It takes a generation or two to find out what are the passages in a great writer which are to become commonplaces in literature and conversation. It is to be remembered that Emerson is one of those authors whose popularity must diffuse itself from above downwards. And after all, few will dare assert that “The Vanity of Human Wishes” is greater as a poem than Shelley’s “Ode to the West Wind,” or Keats’s “Ode to a Nightingale,” because no line in either of these poems is half so often quoted as
“To point a moral or adorn a tale.”
We cannot do better than begin our consideration of Emerson’s poetry with Emerson’s own self-estimate. He says in a fit of humility, writing to Carlyle:—
“I do not belong to
the poets, but only to a low department of
literature, the reporters,
suburban men.”
But Miss Peabody writes to Mr. Ireland:—
“He once said to me,
’I am not a great poet—but whatever
is of me
is a poet.’”
These opposite feelings were the offspring of different moods and different periods.

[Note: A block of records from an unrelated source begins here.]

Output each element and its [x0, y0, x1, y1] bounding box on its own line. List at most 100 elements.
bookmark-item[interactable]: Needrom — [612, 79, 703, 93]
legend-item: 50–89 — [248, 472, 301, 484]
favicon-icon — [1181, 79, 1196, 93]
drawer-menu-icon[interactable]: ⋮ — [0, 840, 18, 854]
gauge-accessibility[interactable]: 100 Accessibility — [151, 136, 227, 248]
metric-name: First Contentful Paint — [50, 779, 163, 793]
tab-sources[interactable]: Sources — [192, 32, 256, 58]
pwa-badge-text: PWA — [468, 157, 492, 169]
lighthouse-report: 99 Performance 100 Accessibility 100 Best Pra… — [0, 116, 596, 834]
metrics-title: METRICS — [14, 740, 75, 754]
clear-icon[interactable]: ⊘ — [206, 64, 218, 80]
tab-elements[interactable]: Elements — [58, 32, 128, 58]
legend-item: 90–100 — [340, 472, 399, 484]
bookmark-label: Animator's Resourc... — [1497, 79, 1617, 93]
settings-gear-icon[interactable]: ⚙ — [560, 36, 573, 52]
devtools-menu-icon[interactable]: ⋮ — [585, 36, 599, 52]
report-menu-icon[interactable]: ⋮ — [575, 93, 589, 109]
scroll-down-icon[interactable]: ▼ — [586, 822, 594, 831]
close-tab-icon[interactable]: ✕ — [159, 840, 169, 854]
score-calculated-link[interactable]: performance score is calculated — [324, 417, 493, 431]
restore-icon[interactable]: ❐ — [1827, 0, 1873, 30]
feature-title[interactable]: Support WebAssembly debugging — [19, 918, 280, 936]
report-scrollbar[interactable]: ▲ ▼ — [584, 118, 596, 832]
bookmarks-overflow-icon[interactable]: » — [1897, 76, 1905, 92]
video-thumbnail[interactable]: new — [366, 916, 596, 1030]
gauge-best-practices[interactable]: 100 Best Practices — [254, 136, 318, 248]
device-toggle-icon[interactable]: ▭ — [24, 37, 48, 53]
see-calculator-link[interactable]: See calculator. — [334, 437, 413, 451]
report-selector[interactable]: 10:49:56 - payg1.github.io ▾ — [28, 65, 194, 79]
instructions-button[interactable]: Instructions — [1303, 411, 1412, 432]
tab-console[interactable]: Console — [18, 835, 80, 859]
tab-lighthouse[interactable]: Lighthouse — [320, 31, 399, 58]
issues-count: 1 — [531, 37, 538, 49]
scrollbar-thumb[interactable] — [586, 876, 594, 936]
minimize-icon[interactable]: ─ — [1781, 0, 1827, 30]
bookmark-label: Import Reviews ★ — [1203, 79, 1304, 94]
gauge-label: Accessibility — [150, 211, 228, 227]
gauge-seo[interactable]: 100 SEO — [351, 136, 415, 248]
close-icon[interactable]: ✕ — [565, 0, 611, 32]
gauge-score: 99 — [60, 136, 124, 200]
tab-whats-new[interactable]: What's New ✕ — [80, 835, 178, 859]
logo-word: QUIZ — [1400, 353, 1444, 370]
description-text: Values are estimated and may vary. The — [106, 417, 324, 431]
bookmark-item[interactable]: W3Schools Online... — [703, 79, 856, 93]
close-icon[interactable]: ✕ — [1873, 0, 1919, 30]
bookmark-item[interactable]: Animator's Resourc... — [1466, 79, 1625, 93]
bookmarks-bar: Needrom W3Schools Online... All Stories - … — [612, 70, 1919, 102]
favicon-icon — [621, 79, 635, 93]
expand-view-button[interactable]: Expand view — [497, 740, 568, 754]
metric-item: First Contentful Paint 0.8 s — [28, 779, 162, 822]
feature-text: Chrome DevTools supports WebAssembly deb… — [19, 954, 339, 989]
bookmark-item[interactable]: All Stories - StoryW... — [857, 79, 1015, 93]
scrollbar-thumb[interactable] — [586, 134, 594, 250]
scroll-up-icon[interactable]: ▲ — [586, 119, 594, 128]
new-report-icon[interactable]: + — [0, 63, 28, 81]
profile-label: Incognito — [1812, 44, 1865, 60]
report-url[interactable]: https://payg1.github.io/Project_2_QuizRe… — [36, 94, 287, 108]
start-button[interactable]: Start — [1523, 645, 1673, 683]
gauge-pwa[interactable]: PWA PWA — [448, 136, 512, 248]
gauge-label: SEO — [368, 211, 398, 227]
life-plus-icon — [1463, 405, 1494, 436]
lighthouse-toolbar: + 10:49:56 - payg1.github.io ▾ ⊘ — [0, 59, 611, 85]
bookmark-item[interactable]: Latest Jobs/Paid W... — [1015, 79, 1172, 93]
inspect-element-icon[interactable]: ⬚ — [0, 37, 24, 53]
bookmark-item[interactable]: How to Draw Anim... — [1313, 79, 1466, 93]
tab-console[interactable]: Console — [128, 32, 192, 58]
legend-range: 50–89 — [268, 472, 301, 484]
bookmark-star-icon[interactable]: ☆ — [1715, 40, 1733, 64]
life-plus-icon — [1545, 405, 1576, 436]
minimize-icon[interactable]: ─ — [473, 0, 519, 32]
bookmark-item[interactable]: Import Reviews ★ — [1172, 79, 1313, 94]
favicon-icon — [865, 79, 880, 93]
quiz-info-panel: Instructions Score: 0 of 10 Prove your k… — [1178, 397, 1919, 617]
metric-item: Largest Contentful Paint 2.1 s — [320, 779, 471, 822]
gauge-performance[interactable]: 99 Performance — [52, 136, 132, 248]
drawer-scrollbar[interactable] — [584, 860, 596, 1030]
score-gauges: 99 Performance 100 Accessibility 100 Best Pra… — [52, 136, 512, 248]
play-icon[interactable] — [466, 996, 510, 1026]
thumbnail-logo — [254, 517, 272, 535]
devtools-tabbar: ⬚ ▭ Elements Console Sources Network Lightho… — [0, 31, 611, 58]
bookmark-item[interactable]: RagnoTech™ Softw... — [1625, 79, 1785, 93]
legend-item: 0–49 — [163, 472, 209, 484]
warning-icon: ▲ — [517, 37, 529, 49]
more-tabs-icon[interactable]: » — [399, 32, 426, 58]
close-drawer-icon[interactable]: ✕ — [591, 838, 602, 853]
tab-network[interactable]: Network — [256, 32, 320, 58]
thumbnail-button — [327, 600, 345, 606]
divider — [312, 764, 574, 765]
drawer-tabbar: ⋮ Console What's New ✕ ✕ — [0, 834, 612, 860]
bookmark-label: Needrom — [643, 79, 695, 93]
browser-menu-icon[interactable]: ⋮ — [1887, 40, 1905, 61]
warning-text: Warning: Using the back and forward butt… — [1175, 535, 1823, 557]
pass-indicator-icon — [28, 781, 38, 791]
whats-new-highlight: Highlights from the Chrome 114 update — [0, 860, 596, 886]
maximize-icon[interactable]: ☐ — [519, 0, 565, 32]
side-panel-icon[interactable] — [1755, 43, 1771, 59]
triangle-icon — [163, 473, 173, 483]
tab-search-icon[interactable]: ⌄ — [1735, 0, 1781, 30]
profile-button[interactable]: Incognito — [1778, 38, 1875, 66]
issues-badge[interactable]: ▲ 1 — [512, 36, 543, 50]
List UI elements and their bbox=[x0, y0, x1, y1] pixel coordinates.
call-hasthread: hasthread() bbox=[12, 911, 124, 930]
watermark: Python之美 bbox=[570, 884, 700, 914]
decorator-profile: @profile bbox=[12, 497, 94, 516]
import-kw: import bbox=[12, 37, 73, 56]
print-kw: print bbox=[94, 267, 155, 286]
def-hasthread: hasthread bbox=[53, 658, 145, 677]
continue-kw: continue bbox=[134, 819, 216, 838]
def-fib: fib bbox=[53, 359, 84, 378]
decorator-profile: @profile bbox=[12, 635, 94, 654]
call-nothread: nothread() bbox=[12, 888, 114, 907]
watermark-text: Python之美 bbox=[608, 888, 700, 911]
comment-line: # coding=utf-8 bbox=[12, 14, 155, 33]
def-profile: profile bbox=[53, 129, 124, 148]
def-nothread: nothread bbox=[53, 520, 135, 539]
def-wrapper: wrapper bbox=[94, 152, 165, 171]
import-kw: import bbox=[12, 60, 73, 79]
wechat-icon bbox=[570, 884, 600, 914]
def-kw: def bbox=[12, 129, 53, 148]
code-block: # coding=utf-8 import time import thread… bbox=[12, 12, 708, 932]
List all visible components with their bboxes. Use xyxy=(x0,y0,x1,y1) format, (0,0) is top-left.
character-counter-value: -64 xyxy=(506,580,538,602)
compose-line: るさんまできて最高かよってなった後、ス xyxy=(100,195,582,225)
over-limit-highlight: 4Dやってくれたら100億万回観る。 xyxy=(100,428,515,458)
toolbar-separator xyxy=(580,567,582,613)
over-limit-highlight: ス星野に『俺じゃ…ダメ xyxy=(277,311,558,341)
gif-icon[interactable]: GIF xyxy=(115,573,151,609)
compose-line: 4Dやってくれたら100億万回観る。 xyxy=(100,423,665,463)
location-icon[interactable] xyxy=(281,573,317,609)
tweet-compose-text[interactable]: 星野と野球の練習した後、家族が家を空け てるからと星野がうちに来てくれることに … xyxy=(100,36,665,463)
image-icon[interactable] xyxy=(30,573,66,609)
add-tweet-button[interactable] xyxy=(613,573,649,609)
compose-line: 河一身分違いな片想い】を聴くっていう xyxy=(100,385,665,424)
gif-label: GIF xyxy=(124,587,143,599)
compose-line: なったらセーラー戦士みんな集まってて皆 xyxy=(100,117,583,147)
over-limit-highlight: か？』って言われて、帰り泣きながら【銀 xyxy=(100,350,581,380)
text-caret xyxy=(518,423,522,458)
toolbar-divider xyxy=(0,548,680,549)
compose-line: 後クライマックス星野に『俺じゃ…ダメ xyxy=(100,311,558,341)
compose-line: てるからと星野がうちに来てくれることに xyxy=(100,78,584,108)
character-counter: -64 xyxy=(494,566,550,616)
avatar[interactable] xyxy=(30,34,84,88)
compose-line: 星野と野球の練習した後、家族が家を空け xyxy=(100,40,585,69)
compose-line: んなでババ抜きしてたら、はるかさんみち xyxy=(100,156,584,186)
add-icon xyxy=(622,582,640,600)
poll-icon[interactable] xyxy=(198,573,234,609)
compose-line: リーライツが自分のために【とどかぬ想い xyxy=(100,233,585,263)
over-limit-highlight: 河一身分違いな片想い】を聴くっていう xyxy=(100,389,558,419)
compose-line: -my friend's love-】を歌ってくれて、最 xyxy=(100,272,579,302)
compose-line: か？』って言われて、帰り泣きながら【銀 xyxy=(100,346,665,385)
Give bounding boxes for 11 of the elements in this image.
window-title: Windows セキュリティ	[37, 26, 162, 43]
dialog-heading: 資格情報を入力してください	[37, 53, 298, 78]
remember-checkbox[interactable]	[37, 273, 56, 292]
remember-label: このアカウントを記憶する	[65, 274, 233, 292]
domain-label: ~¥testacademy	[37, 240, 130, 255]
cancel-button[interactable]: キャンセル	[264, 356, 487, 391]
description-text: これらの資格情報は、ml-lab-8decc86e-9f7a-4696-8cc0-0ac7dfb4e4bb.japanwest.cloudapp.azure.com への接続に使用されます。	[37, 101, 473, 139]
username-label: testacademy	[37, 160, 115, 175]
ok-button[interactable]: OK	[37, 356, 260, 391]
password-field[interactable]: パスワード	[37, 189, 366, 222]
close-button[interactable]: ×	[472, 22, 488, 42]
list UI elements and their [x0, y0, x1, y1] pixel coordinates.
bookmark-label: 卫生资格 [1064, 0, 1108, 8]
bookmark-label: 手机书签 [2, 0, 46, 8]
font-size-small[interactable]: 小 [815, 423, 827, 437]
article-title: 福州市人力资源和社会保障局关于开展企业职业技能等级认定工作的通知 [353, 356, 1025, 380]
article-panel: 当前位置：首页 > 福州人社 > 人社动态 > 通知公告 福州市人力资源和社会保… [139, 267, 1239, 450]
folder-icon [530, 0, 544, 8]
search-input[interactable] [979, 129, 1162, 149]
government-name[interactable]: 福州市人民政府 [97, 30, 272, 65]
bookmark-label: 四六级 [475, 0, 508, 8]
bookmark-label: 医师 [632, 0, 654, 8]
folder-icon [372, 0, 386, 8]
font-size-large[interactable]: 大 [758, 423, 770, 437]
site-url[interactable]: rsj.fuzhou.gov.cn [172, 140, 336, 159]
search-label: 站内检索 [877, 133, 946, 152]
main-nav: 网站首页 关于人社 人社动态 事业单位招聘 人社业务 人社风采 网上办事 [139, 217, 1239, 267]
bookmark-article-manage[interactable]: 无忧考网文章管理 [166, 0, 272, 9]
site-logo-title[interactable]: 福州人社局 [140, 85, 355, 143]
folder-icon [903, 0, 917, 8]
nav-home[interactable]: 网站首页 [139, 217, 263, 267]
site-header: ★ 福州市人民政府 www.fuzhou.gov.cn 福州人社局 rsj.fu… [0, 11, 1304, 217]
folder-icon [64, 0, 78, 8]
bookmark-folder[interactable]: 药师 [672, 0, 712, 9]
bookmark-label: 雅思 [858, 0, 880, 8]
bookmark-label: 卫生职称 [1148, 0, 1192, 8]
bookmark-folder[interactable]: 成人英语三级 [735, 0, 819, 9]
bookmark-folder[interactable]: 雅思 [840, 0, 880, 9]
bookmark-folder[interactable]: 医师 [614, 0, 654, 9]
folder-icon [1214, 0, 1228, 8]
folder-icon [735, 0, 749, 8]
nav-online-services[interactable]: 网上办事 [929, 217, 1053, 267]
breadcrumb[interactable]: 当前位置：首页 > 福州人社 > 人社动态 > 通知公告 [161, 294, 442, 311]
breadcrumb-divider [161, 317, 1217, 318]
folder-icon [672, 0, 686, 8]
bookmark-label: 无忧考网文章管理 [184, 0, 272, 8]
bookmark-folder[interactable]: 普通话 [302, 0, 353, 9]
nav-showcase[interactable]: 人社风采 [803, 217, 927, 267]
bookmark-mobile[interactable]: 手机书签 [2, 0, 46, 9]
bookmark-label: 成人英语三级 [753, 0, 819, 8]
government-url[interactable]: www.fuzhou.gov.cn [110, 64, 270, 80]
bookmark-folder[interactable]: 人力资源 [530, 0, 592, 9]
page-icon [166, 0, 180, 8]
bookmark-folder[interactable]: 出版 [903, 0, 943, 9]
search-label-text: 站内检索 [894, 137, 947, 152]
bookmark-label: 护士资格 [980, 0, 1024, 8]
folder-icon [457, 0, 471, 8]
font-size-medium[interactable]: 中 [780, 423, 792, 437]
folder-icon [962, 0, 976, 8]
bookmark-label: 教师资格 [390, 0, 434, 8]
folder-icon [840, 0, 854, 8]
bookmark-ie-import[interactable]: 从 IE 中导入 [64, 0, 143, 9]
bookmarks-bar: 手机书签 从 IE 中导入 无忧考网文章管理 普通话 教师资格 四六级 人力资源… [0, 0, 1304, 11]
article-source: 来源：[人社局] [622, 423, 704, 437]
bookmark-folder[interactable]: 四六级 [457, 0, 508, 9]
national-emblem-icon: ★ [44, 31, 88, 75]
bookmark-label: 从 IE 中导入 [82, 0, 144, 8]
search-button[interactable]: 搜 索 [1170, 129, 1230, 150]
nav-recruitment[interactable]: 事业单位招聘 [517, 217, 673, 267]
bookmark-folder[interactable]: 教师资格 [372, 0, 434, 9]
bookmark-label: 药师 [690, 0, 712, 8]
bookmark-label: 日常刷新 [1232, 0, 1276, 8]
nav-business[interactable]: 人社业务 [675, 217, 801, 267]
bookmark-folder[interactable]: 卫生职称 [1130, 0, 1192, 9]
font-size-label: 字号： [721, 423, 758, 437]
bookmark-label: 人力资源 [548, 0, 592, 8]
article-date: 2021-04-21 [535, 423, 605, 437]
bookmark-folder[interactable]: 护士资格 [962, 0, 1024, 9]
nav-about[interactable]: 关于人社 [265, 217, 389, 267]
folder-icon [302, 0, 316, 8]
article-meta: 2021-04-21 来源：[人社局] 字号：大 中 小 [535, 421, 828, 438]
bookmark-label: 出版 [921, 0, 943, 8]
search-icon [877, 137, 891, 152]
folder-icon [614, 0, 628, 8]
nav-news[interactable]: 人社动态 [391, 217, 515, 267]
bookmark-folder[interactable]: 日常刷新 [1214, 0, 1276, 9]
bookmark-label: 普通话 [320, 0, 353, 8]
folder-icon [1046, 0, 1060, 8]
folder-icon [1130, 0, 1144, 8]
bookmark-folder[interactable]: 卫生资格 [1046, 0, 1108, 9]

Here is a fragment, written at the age of twenty-eight, in which his self-distrust and his consciousness of the “vision,” if not “the faculty, divine,” are revealed with the brave nudity of the rhythmic confessional:—
“A dull uncertain brain,
But gifted yet to know
That God has cherubim who go
Singing an immortal strain,
Immortal here below.
I know the mighty bards,
I listen while they sing,
And now I know
The secret store
Which these explore
When they with torch of genius pierce
The tenfold clouds that cover
The riches of the universe
From God’s adoring lover.
And if to me it is not given
To fetch one ingot thence
Of that unfading gold of Heaven
His merchants may dispense,
Yet well I know the royal mine
And know the sparkle of its
ore,
Know Heaven’s truth from lies that
shine,—
Explored, they teach us to
explore.”
These lines are from “The Poet,” a series of fragments given in the “Appendix,” which, with his first volume, “Poems,” his second, “May-Day, and other Pieces,” form the complete ninth volume of the new series. These fragments contain some of the loftiest and noblest passages to be found in his poetical works, and if the reader should doubt which of Emerson’s self-estimates in his two different moods spoken of above had most truth in it, he could question no longer after reading “The Poet.”